Во-вторых, это противостояние сил проявило себя как действительно сущностное. Это не освященный временем взгляд на трагедию как на столкновение, к которому пришли просто наблюдая, что великие трагические драмы — это по большей части столкновения, делая драму их картиной, но не объясняя, почему она должна быть таковой. Я же, напротив, пыталась показать, что противостояние является необходимым продуктом самой формы драматического представления — два человека лицом к лицу. Но если эта голая форма или схема противостояния понята и истолкована как можно глубже, то все остальные характеристики трагической драмы предстают как вытекающие из нее; и, таким образом, впервые действительно объясняются через обоснование. Трагическая драма не только является столкновением, но и должна им быть, потому что противостояние, понятое как можно богаче, должно быть столкновением. Оно должно быть «неизбежным» и должно иметь движение, потому что только так противостояние усиливается.

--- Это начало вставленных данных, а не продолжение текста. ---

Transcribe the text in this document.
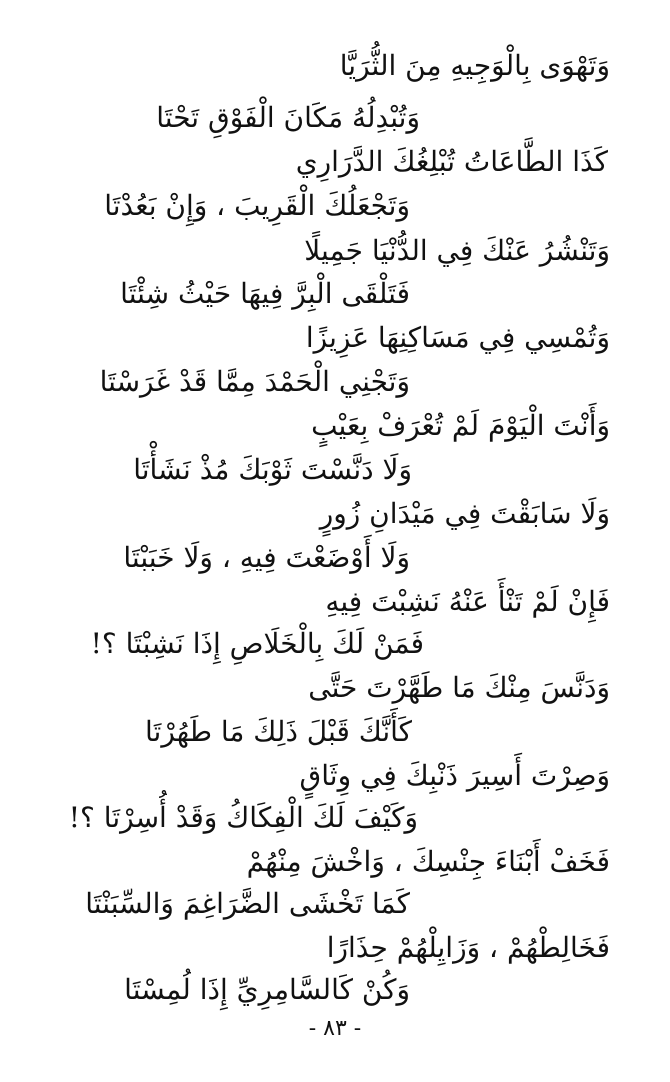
وَتَهْوَى بِالْوَجِيهِ مِنَ الثُّرَيَّا
وَتُبْدِلُهُ مَكَانَ الْفَوْقِ تَحْتَا
كَذَا الطَّاعَاتُ تُبْلِغُكَ الدَّرَارِي
وَتَجْعَلُكَ الْقَرِيبَ ، وَإِنْ بَعُدْتَا
وَتَنْشُرُ عَنْكَ فِي الدُّنْيَا جَمِيلًا
فَتَلْقَى الْبِرَّ فِيهَا حَيْثُ شِئْتَا
وَتُمْسِي فِي مَسَاكِنِهَا عَزِيزًا
وَتَجْنِي الْحَمْدَ مِمَّا قَدْ غَرَسْتَا
وَأَنْتَ الْيَوْمَ لَمْ تُعْرَفْ بِعَيْبٍ
وَلَا دَنَّسْتَ ثَوْبَكَ مُذْ نَشَأْتَا
وَلَا سَابَقْتَ فِي مَيْدَانِ زُورٍ
وَلَا أَوْضَعْتَ فِيهِ ، وَلَا خَبَبْتَا
فَإِنْ لَمْ تَنْأَ عَنْهُ نَشِبْتَ فِيهِ
فَمَنْ لَكَ بِالْخَلَاصِ إِذَا نَشِبْتَا ؟!
وَدَنَّسَ مِنْكَ مَا طَهَّرْتَ حَتَّى
كَأَنَّكَ قَبْلَ ذَلِكَ مَا طَهُرْتَا
وَصِرْتَ أَسِيرَ ذَنْبِكَ فِي وِثَاقٍ
وَكَيْفَ لَكَ الْفِكَاكُ وَقَدْ أُسِرْتَا ؟!
فَخَفْ أَبْنَاءَ جِنْسِكَ ، وَاخْشَ مِنْهُمْ
كَمَا تَخْشَى الضَّرَاغِمَ وَالسِّبَنْتَا
فَخَالِطْهُمْ ، وَزَايِلْهُمْ حِذَارًا
وَكُنْ كَالسَّامِرِيِّ إِذَا لُمِسْتَا
- ٨٣ -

Короче говоря, другие говорили, что драма, или трагедия, — это конфликт, совершенная оппозиция двух сил. Мы скорее должны сказать, что драма — это прежде всего картина, живое представление диалога; как таковая, она есть баланс, противостояние; а противостояние до своей идеальной степени интенсивности есть конфликт. Ни одна драма не может обойтись без картины; и поэтому ни одна драма не свободна от обязательства добавить к себе и эти другие качества. Играющая пьеса — это игра противостояний.

VIII КРАСОТА ИДЕЙ

VIII КРАСОТА ИДЕЙ I Идея Красоты значительно расширилась со времен Платона. Тогда считалось, что красота состоит только в порядке, пропорции, единстве в многообразии; сегодня мы придерживаемся мнения, что современники уловили более глубокую красоту — красоту смыслов, и мы радуемся тому, что ничто не является слишком малым, слишком странным или слишком уродливым, чтобы не войти, благодаря своей силе внушения, в сферу эстетически ценного; и что определение красоты должно быть расширено, чтобы включить под названием Романтической, Символической, Выразительной или Идеальной Красоты все элементы эстетического опыта, все, что эмоционально волнует нас в представлении. Но хотя этот взгляд является естественным развитием, он не обязательно неоспорим; и остается открытым вопрос, может ли добавление независимого элемента выражения к старому определению красоты быть оправдано его последствиями для искусства.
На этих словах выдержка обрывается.